Becoming a good trader while having a 9-5 job is very challenging. I have been there myself and it wasn’t until I implemented certain tools and routines in my own trading that I saw improvements. The best part: I now only spend 30 – 60 minutes each day on my own trading, so make sure to read the full article if you are looking for a better approach to trading 🙂
The main problems part-time traders have are:
Not enough time to follow the markets in a professional way
They miss trades and then chase price
They often rush a decision and then take bad trades
Randomly flipping through timeframes without really knowing what to look for
This all leads to emotional problems. Most traders enter a downward spiral of bad trading, frustrations and feeling lost
Most traders make the mistake of believing that their method isn’t working or they need a better way to find entries whereas, in reality, it’s their process (or a lack of process) that is causing most of their problems. I fully understand that this is not “sexy” and you’d prefer if I give you another entry trick, but this is not how trading works and if you are honest with yourself, you probably know that you are not approaching trading with the seriousness it deserves.
But don’t worry. My routine and the tips which I am going to share with you won’t take up much of your time and, if anything, they will help you reduce the time you need to spend on your trading. Again, 60 minutes a day is all you really need.
Step 1: Preparation & Watchlists
Every Sunday, I sit down and go through 29 Forex pairs. I analyze the Daily, 4H and 1H timeframe and narrow down the pairs which I consider trading for the next week.
I always follow the same approach and eliminate the Forex pairs that are untradable to me – narrow range markets, too much or not enough volatility, and other bad conditions.
The goal is to find the 10 – 15 best Forex pairs and timeframes for the next few days. I start out with 87 possible combinations (29 Forex pairs and 3 timeframes each) and I usually have 10-15 really good possibilities by the end.

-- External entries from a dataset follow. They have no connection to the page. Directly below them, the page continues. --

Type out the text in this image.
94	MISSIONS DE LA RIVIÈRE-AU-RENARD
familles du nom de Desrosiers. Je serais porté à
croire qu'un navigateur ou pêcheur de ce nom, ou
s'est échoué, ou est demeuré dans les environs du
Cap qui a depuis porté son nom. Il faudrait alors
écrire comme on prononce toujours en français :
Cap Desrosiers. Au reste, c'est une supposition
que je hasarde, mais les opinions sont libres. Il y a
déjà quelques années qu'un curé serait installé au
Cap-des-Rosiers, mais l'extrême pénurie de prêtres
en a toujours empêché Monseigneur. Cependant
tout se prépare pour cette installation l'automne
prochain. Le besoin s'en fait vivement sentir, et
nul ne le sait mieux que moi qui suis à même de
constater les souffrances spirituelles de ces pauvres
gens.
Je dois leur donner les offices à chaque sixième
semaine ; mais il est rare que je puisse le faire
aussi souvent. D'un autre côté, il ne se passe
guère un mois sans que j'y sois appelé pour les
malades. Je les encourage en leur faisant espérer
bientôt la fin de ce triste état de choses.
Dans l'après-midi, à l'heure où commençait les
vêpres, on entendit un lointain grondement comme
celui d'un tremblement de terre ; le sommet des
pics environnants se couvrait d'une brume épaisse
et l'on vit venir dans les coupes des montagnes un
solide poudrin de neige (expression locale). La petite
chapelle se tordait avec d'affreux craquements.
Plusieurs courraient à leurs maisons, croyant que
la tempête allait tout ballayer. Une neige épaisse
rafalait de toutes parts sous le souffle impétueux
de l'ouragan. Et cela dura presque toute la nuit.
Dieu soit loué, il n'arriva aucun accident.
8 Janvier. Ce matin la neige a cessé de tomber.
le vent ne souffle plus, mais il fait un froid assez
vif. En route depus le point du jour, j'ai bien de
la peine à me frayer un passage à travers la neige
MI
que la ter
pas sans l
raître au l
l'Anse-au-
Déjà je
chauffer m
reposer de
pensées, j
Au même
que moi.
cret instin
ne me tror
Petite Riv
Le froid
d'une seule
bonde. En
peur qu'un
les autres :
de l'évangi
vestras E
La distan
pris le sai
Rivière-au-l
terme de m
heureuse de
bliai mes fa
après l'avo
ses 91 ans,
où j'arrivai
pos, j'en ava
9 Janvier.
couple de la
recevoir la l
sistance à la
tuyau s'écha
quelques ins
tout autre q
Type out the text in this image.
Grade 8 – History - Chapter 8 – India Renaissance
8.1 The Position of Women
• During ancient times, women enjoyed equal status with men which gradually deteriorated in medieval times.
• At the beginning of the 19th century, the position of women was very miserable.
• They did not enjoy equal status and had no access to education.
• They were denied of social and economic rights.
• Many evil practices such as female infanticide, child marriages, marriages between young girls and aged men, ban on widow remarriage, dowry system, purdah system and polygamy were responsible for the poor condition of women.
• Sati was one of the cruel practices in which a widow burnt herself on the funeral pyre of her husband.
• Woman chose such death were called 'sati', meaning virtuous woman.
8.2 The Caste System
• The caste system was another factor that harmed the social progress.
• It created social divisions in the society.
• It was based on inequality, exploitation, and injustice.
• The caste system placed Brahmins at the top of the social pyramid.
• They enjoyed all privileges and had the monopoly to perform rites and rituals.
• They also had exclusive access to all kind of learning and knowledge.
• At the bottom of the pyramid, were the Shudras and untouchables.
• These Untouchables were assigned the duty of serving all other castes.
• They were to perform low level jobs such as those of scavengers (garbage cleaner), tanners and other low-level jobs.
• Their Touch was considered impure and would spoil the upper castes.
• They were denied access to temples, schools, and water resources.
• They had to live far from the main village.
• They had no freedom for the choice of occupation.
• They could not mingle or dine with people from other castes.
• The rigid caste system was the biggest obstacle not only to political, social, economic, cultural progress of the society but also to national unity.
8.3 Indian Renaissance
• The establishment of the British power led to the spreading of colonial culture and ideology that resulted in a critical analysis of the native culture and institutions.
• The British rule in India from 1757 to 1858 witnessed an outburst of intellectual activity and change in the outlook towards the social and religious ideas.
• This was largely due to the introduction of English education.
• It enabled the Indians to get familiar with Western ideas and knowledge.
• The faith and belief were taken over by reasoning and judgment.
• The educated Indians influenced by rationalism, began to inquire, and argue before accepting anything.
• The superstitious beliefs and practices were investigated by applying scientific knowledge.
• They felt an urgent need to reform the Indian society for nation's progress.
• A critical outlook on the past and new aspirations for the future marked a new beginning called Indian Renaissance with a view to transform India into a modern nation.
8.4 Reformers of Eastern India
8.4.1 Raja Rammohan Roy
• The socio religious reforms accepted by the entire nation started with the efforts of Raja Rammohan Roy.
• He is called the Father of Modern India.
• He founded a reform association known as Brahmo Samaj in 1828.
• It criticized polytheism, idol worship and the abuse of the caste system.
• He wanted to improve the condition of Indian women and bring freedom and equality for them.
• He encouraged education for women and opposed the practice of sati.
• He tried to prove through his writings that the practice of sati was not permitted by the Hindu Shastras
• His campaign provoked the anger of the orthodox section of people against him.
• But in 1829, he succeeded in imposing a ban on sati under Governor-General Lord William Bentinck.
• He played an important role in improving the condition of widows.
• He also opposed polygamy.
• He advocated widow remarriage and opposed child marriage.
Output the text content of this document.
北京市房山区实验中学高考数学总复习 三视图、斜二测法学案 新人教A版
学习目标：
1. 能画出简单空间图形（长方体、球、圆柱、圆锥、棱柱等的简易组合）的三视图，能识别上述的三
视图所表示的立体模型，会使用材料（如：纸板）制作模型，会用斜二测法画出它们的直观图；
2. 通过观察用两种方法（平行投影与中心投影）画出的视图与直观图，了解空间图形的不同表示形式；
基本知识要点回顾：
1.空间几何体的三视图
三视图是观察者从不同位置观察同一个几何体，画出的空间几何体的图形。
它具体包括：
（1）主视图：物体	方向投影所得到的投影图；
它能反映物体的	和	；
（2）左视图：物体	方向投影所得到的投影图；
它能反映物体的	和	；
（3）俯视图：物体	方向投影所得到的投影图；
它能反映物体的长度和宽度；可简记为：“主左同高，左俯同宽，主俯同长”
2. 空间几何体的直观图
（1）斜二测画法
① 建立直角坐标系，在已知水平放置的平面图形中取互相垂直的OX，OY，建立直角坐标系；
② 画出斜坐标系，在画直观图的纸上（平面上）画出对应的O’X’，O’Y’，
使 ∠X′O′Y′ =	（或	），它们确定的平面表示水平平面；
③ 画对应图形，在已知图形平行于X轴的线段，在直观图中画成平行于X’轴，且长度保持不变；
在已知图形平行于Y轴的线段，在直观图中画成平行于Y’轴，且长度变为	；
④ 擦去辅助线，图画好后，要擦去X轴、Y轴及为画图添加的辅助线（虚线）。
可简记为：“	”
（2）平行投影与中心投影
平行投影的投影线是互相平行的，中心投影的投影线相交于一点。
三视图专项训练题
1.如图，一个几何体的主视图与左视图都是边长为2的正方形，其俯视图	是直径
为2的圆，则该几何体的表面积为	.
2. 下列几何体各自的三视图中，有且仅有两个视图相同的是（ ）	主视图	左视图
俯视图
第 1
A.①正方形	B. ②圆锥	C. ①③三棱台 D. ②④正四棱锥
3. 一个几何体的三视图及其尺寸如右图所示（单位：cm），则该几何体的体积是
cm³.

This screening process usually takes 60-90 minutes max and it has transformed my whole trading. I rarely miss trades, I know exactly which timeframes I need to trade the next week and which pairs have the best setups.
If you have a 9-5 job and struggle with finding good trades, I highly recommend you try it out. You don’t have to copy my exact routine, but try to find a process that works for you. 90 minutes of doing your trading homework on the weekend will save you hours during the week.
Pro: And if you don’t want to do this, you can get my own personal watchlist in 30-40 minutes video format every Sunday in our pro area.
Step 2: Trading Plans and price alerts
Then, after I have narrowed down my list, I get more specific. I create very specific trading ideas and I map out my potential trades.
I define where I want to enter, what has to happen before I enter a trade, what cancels my trade idea and which other factors I need to be aware of.
Tip: always create trading plans for long AND short directions. This will help you stay open-minded and open to new ideas or developments.
My most favorite tool here are price alerts and I joined Tradingview Pro Plus just for the unlimited price alerts feature. I set them everywhere and my screenshot below shows my typical alerts list.
The way I use price alerts is that I set them at important support/resistance levels, potential transition points or at the moving average I use to time entries.
Price alerts help me stay on top of everything and I don’t need to watch charts all day long. In fact, I rarely watch charts for more than 30 minutes per day, during the week. I only look at charts when a price alerts goes off, when a big news event comes up or first thing in the morning.
Step 3: The Checklist
Now you know how to screen markets and prepare trading plans. The final step is trade execution.
Years ago, I read the book “Pitbull Champion Trader” from Marty Schwartz (it’s a must read!) and I was surprised to read that he still uses a physical checklist for every trade he takes. He said that it helps him to avoid bad trades, stay more objective and not fool himself so easily.
I decided to give it a try and it has worked wonders for me as well. I now have a checklist with my own personal trading setups, a list with all individual entry criteria and I differentiate between must-have an optional entry triggers. With that I can group my trades by quality which also helps with position sizing.
Before each trade, I compare the entry with my checklist and it shows me exactly if I can take the trade or not. In our pro area, many traders have done the same and made their own trading checklist.
If you want to take this even a step further, you can track the type of trade and the quality of the entry in your trading journal.
Sum it up
You see, this doesn’t sound too bad and trading well and successfully doesn’t have to be complicated. My process is very simple and I would never start my trading week without having done my watchlist and trading plans. It helps me to stay organized and it has improved the quality of my trading significantly.
At the same time, it frees up so much time that I can spend working on other projects or just use for my travels.
For you, I recommend that you do not copy my exact approach. Instead, try to see what works for you, what adds value and then make slight adjustments along the way. It probably won’t work right from the start but if you give it time and work on it, it will make a difference. I promise that.